08th Aug2014

Wakolda – Film

by timbaros

WakoldaWakolda: Dr. Josef Mengele was nicknamed ‘the Angel of Death’ because the atrocities he carried out as a German officer in WW II: he would select who would live or die in the concentration camps, and he would perform scientific experiments on people, including children, and twins. The new film Wakolda tells the time in his life when he spent time in Paraguay in 1960, continuing to hide to prevent him getting caught and going to trial.

Combining history with fiction, Wakolda tells the story of a family who could have lived with Mengele during his time in Paraguay. Mengele had originally fled to Argentina when WW II ended (with a false name, identity and Italian residency papers), but then went to Patagonia (a region in South America shared by both Argentina and Chile) after living in Buenos Aires, where he was almost discovered. Even way before Mengele moved for a short time to Patagonia, and before the end of WW II, Patagonia had been a settlement community for Germans. But little did people know that Mengele, one of the most infamous men associated with the death camps and the holocaust, was living amongst them.
 
The fictionalized part of Mengele’s life is the story that Wakolda tells. An Argentinean family meets a German physician who follows them a long car journey to a town called Bariloche, where the family – German speaking Eva, her husband Enzo and their three children – are going to open up a lodging house that once belonged to Eva’s family. After the car journey, the family decide to let the doctor (played by Alex Brendemuhl) stay with them as it appears he’s got nowhere else to go. There is a large German community nearby that mixes with the Argentine population, so German is a common language in that area, and they are known as sonnenmenschen (sun people).
Eva and Enzo’s 12-year old daughter – Lilith – is small for her age, and she constantly gets picked on at school. So Eva allows the doctor to give her pills to help her grow. And Eva gets pregnant, so the doctor gives her pills to help her along with her pregnancy, however little do they know about his past – a doctor who experiments on humans. Enzo, meanwhile, wants to start a company producing dolls, so the doctor mysteriously comes up with the money to help Enzo produce these dolls. However, as Lilith starts to become sick from the pills she is taking, and Eva gives birth to twins who may or may not be healthy, questions are raised about the doctor. It is up to local photographer who discovers who the doctor really is and to alert the authorities in time before he flees the area to his next hiding place.
Wakolda, so aptly named after Lilith’s doll (a metaphor for Mengele’s experimentation on children who were like dolls to him) is based on the 2011 book by it’s director – Lucia Puenzo, who also produced and wrote the script.

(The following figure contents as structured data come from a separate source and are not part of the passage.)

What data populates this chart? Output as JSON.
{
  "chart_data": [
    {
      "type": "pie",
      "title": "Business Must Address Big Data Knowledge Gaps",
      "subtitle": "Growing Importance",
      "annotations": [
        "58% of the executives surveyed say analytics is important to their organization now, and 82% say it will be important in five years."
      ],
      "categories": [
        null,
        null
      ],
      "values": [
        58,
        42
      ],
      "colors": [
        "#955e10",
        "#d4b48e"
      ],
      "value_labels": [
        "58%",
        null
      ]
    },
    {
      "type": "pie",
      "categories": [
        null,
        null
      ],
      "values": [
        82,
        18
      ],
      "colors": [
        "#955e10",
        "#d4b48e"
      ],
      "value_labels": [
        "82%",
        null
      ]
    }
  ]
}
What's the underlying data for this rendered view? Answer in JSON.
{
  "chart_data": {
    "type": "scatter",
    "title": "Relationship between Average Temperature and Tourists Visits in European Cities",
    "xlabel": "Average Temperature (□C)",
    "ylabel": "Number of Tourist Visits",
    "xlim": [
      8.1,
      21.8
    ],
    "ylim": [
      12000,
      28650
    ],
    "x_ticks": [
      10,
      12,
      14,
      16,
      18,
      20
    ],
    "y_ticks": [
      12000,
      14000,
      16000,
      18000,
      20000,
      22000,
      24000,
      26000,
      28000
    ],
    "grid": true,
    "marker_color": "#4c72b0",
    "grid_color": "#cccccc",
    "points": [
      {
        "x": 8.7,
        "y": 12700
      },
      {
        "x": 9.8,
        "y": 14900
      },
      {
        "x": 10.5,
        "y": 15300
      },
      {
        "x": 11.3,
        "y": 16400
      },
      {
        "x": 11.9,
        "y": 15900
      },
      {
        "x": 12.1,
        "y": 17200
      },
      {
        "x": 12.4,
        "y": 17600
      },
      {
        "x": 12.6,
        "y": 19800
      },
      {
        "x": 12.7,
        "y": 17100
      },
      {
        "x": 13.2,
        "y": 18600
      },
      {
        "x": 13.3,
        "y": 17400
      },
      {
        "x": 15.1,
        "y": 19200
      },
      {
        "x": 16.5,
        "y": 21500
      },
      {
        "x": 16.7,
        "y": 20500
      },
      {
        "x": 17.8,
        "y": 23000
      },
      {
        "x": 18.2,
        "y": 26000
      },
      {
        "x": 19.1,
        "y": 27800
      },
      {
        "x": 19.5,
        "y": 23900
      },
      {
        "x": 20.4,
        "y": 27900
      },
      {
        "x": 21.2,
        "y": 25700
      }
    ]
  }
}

Wakolda has the look and feel of a 1960’s film, with imagery and the soft color focus of the lens to match. But it’s dragged down by the fact that it’s not history we’re watching but a film based on a historical figure that probably didn’t happen. It is known that Mengele did live and worked on a farm in this area, but perhaps he did not continue to carry out his experimentation on people, for if he did he would’ve likely have been caught much sooner. And while the cinematography is stunning (lakes and snow-capped mountains can’t fault any film), and the acting ok if a little melodramatic, it’s the make-believe storyline that makes Wakolda not worthy of a watch. Some scenes jump around (at one point Lilith is very sick in bed, then the next scene she is up and fine, and then she is back in bed again), and Eva gives birth all too quickly to the twins, who don’t actually look new born at all. Puenzo the director is successful in making this a slick film, but I would’ve rather watched a historical take on Mengele and not a fictional one.